Saskatoon-based BlueMicro has launched a keyboard PCB that packs a Raspberry Pi RP2040 as its controller, offering compatibility with GH60 cases and CircuitPython as its firmware.
"This is a fully programmable keyboard which doesn't require any tooling or special software to change its programming," BlueMicro's Pierre Constantineau writes of his latest creation. "The PyKey60 uses mechanical switches (Cherry MX type). The keys are hot-swap socketed and have an individual underglow RGB LED which can be turned on. The PCB was designed for use with PCB-mount stabilizers."
The compact keyboard, which uses a 60% layout, is designed for customizability — but comes with the promise that, just as with the CircuitPython through which it is programmed, it's suitable for beginners.
"The design keeps the matrix definition simple to 14 columns and 5 rows instead of using a GPIO-optimized matrix of 8 columns and 8 rows," Constantineau explains. "[The] NeoPixel order is also in line with key numbers.
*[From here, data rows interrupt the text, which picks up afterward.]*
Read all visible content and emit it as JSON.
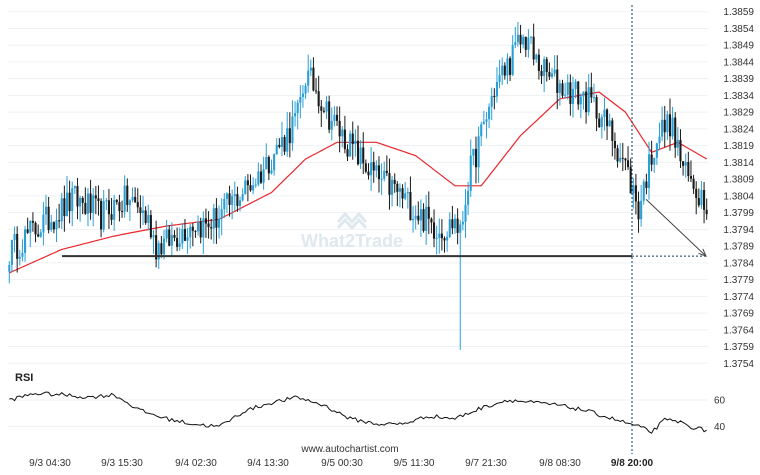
{
  "watermark": "What2Trade",
  "footer": "www.autochartist.com",
  "rsi_label": "RSI",
  "colors": {
    "candle_up": "#2a9fd6",
    "candle_down": "#1a1a1a",
    "ma": "#e8262b",
    "support": "#333333",
    "rsi": "#111111",
    "marker": "#0a3d62"
  },
  "chart_data": {
    "type": "candlestick",
    "ylim": [
      1.3752,
      1.3861
    ],
    "yticks": [
      "1.3859",
      "1.3854",
      "1.3849",
      "1.3844",
      "1.3839",
      "1.3834",
      "1.3829",
      "1.3824",
      "1.3819",
      "1.3814",
      "1.3809",
      "1.3804",
      "1.3799",
      "1.3794",
      "1.3789",
      "1.3784",
      "1.3779",
      "1.3774",
      "1.3769",
      "1.3764",
      "1.3759",
      "1.3754"
    ],
    "xticks": [
      "9/3 04:30",
      "9/3 15:30",
      "9/4 02:30",
      "9/4 13:30",
      "9/5 00:30",
      "9/5 11:30",
      "9/7 21:30",
      "9/8 08:30",
      "9/8 20:00"
    ],
    "highlight_xtick": "9/8 20:00",
    "support_level": 1.3786,
    "projection": {
      "from_price": 1.3803,
      "to_price": 1.3786
    },
    "price_anchors": [
      [
        0,
        1.3787
      ],
      [
        5,
        1.3791
      ],
      [
        10,
        1.3794
      ],
      [
        15,
        1.3797
      ],
      [
        20,
        1.38
      ],
      [
        25,
        1.3803
      ],
      [
        30,
        1.3801
      ],
      [
        35,
        1.3798
      ],
      [
        40,
        1.3801
      ],
      [
        45,
        1.3803
      ],
      [
        50,
        1.38
      ],
      [
        54,
        1.3795
      ],
      [
        56,
        1.3789
      ],
      [
        60,
        1.379
      ],
      [
        65,
        1.3793
      ],
      [
        70,
        1.3796
      ],
      [
        75,
        1.3795
      ],
      [
        80,
        1.3798
      ],
      [
        85,
        1.3802
      ],
      [
        90,
        1.3806
      ],
      [
        95,
        1.381
      ],
      [
        100,
        1.3816
      ],
      [
        105,
        1.3821
      ],
      [
        110,
        1.3828
      ],
      [
        113,
        1.384
      ],
      [
        117,
        1.3836
      ],
      [
        122,
        1.3828
      ],
      [
        127,
        1.3822
      ],
      [
        132,
        1.3817
      ],
      [
        137,
        1.3812
      ],
      [
        142,
        1.3808
      ],
      [
        147,
        1.3806
      ],
      [
        152,
        1.3802
      ],
      [
        157,
        1.3798
      ],
      [
        162,
        1.3795
      ],
      [
        167,
        1.3794
      ],
      [
        170,
        1.3797
      ],
      [
        172,
        1.3792
      ],
      [
        175,
        1.3809
      ],
      [
        180,
        1.3822
      ],
      [
        185,
        1.3836
      ],
      [
        190,
        1.3843
      ],
      [
        195,
        1.385
      ],
      [
        198,
        1.3851
      ],
      [
        200,
        1.3845
      ],
      [
        205,
        1.384
      ],
      [
        210,
        1.3837
      ],
      [
        215,
        1.3835
      ],
      [
        220,
        1.3833
      ],
      [
        225,
        1.3829
      ],
      [
        230,
        1.3822
      ],
      [
        235,
        1.3813
      ],
      [
        240,
        1.38
      ],
      [
        243,
        1.381
      ],
      [
        247,
        1.3822
      ],
      [
        252,
        1.3826
      ],
      [
        255,
        1.3818
      ],
      [
        258,
        1.381
      ],
      [
        262,
        1.3806
      ],
      [
        266,
        1.3803
      ]
    ],
    "ma_anchors": [
      [
        0,
        1.3781
      ],
      [
        20,
        1.3788
      ],
      [
        40,
        1.3792
      ],
      [
        60,
        1.3795
      ],
      [
        80,
        1.3797
      ],
      [
        100,
        1.3805
      ],
      [
        113,
        1.3815
      ],
      [
        125,
        1.382
      ],
      [
        140,
        1.382
      ],
      [
        155,
        1.3816
      ],
      [
        170,
        1.3807
      ],
      [
        180,
        1.3807
      ],
      [
        195,
        1.3822
      ],
      [
        210,
        1.3833
      ],
      [
        225,
        1.3835
      ],
      [
        235,
        1.3829
      ],
      [
        245,
        1.3817
      ],
      [
        255,
        1.382
      ],
      [
        266,
        1.3815
      ]
    ],
    "rsi_ylim": [
      30,
      75
    ],
    "rsi_yticks": [
      60,
      40
    ],
    "rsi_anchors": [
      [
        0,
        60
      ],
      [
        10,
        65
      ],
      [
        20,
        64
      ],
      [
        30,
        62
      ],
      [
        40,
        64
      ],
      [
        50,
        52
      ],
      [
        60,
        46
      ],
      [
        70,
        42
      ],
      [
        80,
        40
      ],
      [
        90,
        52
      ],
      [
        100,
        58
      ],
      [
        110,
        62
      ],
      [
        120,
        56
      ],
      [
        130,
        46
      ],
      [
        140,
        42
      ],
      [
        150,
        42
      ],
      [
        160,
        48
      ],
      [
        170,
        46
      ],
      [
        180,
        54
      ],
      [
        190,
        60
      ],
      [
        200,
        58
      ],
      [
        210,
        56
      ],
      [
        220,
        52
      ],
      [
        230,
        46
      ],
      [
        240,
        40
      ],
      [
        245,
        36
      ],
      [
        250,
        45
      ],
      [
        255,
        44
      ],
      [
        260,
        40
      ],
      [
        266,
        37
      ]
    ]
  }
}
This keeps the complexity of coding a keyboard firmware to a minimum."
As well as Kailh switch sockets, which accept any Cherry MX-style key switch, the board includes a USB Type-C connector for power and data, a piezoelectric buzzer for audible feedback, per-key RGB LED lighting, and an open source firmware — while the hardware design is open-source, too.
The PyKey60 is being sold through Tindie at $55, though was out of stock at the time of writing; the design files are available on GitHub under the CERN Open Hardware License Version 2 — Weakly Reciprocal license, and the firmware published under the permissive MIT license.